Opponents of the amendment said that the measure will encourage foreign ownership of Missouri farms and that farmers’ rights were already guaranteed under existing legislation.
Both sides said outside interests were a factor in the vote. The St. Louis Post-Dispatch says pro-amendment forces spent more than $1 million on their campaign, including a last-minute ad-buy of $230,000. The paper did not report spending by opponents of the amendment.
The Los Angeles Times reports on a fracking study that raises concerns over how the practice could affect drinking water.
Energy companies are fracking for oil and gas at far shallower depths than widely believed, sometimes through underground sources of drinking water, according to research released Tuesday by Stanford University scientists.
The study hasn’t found actual contamination, but the shallow depths at which some companies are fracking is troublesome, the study says.
Proposed mergers in the cable and satellite-TV business have viewers of the cable channel RFD-TV worried.
“About half of the thousands of letters the FCC has received about Comcast’s proposed takeover of Time Warner Cable and AT&T’s planned acquisition of DirecTV have come from viewers who want their RFD-TV,” reports FierceCable.Com.
The viewers are worried that a merger between bigger companies will squeeze out a channel that focuses on things they want to watch, like Classic Tractor Feverand All-American Cowgirl Chicks. It’s not the sort of programming that draws big audiences in urban and suburban markets, and that’s the concern: those markets are where big companies like Comcast and AT&T put their major focus.
“Quite frankly there are no other TV stations out there that carry the programming that RFD carries,” Carl Saveley, an attorney from Sparks, Nev., said in a Wall Street Journal story. “If the big city boys decide to drop them, as some have already done, that programming is gone.”
High school students in Indiana are being asked to share their ideas about how to improve the quality of life in their rural communities and small towns through the “My Community, My Vision” program.

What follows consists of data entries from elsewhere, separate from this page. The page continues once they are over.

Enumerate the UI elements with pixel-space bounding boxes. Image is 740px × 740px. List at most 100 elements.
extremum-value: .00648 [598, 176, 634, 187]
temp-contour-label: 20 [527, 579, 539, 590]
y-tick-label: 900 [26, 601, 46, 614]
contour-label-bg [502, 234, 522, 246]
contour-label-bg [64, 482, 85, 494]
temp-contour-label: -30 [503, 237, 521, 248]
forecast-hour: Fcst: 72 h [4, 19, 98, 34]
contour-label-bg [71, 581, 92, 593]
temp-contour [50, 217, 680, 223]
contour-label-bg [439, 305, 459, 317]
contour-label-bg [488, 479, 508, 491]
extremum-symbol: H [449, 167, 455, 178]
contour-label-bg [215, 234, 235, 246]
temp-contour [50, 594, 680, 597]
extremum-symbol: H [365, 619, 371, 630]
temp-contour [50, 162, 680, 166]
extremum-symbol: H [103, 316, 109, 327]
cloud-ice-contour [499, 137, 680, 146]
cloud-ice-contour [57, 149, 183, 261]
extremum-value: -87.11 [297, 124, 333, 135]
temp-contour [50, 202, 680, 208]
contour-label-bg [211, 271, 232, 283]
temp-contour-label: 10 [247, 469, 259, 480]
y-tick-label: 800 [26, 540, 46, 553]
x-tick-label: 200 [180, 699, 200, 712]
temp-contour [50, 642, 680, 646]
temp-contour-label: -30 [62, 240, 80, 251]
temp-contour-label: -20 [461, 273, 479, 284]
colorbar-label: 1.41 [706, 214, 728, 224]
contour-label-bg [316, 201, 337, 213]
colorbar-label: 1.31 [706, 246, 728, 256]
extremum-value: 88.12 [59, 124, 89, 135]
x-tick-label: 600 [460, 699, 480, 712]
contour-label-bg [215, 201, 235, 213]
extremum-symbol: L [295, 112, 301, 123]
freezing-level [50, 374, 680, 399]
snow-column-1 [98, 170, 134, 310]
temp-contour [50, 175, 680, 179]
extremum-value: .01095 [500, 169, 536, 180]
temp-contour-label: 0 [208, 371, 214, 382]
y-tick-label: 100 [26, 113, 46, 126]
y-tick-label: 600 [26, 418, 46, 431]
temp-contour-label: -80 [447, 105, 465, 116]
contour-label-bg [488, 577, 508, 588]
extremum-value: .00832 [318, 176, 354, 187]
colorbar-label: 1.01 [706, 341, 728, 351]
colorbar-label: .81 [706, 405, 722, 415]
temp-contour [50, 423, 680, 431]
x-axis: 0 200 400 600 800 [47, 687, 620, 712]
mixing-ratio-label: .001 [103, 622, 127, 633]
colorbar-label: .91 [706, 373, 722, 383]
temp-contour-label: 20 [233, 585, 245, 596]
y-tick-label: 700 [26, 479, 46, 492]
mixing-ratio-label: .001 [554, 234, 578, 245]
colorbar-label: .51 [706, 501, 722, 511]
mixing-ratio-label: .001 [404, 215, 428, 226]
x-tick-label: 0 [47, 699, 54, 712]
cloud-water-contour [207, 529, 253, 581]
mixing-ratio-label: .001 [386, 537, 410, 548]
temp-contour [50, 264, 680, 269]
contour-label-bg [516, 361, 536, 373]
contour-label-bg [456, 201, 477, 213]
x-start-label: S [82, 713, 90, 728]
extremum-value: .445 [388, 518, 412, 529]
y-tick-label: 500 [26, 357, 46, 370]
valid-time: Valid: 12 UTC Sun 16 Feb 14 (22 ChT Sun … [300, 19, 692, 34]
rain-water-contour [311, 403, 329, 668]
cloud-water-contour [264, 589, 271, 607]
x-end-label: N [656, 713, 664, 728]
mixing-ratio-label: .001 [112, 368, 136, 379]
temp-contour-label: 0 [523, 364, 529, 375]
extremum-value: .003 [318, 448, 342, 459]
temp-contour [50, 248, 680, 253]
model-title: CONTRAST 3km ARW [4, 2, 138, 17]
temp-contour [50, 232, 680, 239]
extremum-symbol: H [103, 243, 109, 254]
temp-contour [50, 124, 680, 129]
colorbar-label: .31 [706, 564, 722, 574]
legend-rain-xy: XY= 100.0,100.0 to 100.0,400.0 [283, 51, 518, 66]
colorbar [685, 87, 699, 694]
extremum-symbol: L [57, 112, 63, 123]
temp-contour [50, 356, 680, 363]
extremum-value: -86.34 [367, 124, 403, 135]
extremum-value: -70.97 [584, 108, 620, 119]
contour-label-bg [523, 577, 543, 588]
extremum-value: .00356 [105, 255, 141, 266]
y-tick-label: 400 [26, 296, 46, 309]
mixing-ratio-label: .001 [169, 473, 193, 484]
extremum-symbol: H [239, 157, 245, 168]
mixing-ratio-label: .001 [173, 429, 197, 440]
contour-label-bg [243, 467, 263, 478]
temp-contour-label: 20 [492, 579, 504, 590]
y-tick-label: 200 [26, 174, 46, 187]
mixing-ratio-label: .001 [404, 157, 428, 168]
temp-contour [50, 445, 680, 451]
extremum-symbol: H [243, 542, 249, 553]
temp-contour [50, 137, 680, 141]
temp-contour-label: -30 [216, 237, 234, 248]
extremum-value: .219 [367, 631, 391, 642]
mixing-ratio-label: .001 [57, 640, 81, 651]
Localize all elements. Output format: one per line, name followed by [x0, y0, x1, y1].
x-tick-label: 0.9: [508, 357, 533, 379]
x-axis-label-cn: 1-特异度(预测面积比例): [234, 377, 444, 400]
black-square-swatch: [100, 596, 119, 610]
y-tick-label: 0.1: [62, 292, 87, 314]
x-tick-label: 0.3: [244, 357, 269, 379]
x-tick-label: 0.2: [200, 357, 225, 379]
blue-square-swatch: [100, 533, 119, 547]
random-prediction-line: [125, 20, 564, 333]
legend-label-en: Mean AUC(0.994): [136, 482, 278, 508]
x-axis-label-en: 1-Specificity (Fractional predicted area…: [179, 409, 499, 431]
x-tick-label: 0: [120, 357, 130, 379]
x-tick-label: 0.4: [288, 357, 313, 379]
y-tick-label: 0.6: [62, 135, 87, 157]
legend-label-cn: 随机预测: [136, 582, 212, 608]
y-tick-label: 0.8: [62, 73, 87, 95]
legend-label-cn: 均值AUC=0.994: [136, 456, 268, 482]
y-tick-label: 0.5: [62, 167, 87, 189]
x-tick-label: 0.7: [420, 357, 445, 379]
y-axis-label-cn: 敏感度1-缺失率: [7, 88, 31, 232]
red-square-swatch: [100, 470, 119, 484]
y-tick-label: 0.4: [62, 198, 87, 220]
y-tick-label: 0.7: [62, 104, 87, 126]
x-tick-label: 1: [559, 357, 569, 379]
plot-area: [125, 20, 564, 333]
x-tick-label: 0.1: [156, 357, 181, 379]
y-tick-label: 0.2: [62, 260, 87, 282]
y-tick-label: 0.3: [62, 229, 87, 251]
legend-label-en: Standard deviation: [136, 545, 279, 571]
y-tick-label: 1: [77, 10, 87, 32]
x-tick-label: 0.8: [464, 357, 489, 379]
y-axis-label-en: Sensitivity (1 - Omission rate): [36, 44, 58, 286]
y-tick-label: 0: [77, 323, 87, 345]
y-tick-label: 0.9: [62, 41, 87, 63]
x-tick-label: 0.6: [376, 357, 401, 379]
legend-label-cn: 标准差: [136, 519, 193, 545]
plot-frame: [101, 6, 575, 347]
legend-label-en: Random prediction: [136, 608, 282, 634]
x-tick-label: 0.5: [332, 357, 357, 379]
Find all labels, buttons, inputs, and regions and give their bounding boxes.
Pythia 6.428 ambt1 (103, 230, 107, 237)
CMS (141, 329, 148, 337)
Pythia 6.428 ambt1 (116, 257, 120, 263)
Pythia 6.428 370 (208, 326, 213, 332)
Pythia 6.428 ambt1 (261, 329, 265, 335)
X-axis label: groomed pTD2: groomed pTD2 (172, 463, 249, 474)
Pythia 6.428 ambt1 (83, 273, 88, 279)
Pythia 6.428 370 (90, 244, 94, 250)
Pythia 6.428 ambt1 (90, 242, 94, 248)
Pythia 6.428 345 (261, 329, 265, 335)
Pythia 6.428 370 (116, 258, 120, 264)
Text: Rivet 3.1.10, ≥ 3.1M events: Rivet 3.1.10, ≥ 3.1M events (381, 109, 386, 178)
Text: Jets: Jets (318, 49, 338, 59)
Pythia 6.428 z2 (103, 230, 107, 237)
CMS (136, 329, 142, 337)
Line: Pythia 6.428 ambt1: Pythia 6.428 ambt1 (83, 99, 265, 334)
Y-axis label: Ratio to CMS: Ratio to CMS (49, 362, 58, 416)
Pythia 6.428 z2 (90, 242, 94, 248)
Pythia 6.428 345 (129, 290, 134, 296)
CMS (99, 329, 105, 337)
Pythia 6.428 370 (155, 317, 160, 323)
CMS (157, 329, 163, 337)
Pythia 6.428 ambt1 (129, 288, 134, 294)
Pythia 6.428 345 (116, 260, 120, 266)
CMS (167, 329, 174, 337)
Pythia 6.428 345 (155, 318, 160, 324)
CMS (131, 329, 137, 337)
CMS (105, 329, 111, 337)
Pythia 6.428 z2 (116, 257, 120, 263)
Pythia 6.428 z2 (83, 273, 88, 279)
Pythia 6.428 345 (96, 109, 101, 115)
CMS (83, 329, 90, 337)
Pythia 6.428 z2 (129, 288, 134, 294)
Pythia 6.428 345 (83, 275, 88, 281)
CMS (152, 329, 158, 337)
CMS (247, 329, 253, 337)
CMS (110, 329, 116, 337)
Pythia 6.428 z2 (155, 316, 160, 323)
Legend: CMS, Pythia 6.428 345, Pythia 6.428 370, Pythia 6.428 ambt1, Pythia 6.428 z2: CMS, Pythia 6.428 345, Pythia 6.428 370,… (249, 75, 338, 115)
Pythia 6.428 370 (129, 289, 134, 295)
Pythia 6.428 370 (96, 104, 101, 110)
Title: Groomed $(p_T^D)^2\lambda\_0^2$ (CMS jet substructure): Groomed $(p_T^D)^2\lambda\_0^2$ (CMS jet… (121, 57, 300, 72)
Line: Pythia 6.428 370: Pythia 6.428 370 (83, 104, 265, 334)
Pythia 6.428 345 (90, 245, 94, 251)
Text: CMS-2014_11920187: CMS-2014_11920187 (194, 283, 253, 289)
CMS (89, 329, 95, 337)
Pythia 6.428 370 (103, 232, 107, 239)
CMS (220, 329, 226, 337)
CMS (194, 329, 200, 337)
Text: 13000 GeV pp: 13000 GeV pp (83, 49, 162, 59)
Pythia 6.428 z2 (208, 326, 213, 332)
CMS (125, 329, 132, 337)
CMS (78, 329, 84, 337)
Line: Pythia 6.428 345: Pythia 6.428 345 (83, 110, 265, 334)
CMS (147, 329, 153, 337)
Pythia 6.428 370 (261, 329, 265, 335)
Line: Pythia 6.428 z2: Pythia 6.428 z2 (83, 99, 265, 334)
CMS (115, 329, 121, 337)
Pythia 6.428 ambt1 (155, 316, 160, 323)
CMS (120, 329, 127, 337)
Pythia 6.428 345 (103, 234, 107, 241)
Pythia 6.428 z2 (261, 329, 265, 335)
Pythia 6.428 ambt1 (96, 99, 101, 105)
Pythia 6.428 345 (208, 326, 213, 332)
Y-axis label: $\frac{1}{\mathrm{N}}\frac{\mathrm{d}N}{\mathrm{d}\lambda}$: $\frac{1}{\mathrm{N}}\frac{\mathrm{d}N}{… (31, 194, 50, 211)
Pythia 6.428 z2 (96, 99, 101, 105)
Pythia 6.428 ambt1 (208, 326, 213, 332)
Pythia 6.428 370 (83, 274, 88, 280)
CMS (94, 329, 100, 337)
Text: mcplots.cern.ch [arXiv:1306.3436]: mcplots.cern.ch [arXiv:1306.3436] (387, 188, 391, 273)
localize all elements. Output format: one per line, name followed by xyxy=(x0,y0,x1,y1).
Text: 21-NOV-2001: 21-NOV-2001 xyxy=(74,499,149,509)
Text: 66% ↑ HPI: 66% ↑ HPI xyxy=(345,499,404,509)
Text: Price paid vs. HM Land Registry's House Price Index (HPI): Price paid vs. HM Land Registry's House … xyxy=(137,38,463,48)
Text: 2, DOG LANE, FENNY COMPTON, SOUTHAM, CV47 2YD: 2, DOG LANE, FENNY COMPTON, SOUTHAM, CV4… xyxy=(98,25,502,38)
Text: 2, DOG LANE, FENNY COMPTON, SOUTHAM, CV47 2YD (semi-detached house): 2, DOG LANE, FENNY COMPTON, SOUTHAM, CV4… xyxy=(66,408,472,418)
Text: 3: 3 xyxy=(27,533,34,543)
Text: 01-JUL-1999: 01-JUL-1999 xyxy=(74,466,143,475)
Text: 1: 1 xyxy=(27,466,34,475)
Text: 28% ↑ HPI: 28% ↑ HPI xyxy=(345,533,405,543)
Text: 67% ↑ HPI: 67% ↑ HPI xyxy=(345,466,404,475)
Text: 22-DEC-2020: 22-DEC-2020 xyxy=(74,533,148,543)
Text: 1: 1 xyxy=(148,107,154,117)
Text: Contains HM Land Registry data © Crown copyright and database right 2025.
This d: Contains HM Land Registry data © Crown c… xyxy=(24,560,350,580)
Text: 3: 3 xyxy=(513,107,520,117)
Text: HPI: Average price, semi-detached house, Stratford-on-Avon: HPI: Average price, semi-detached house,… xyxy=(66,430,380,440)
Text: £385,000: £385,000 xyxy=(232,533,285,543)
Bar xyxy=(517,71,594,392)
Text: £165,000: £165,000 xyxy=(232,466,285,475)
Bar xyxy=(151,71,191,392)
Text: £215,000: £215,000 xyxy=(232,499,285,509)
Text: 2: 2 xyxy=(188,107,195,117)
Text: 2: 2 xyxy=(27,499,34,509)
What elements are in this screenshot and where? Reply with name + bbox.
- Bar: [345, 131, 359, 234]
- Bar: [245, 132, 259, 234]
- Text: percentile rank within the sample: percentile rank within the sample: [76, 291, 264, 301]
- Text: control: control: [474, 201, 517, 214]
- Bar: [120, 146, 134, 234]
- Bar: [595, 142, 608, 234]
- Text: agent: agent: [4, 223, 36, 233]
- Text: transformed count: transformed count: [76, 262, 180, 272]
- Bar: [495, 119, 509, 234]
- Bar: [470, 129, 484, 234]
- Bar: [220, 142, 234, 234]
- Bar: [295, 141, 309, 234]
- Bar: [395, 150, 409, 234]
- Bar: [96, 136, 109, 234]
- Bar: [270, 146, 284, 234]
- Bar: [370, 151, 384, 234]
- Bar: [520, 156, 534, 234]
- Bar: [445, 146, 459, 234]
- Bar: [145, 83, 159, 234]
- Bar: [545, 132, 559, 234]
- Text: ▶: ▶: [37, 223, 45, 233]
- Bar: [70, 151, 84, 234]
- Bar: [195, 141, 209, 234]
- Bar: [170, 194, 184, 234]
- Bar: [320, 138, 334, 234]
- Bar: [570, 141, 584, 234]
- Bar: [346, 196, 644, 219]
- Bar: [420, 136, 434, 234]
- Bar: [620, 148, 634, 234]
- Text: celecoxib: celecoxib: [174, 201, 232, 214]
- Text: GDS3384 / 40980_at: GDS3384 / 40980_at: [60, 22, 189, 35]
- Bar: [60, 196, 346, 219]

The program invites students to submit essays outlining plans for encouraging positive changes in their home communities, based on the students’ own research and consultation with local leaders.
Five applicants will be selected to develop more detailed plans with assistance of graduate students from the Ball State University School of Urban Planning and the Indiana Housing and Community Development Authority. The five finalists will each receive a $500 award for their sponsoring organization, according to a press release. The lieutenant governor’s office is sponsoring the essay contest.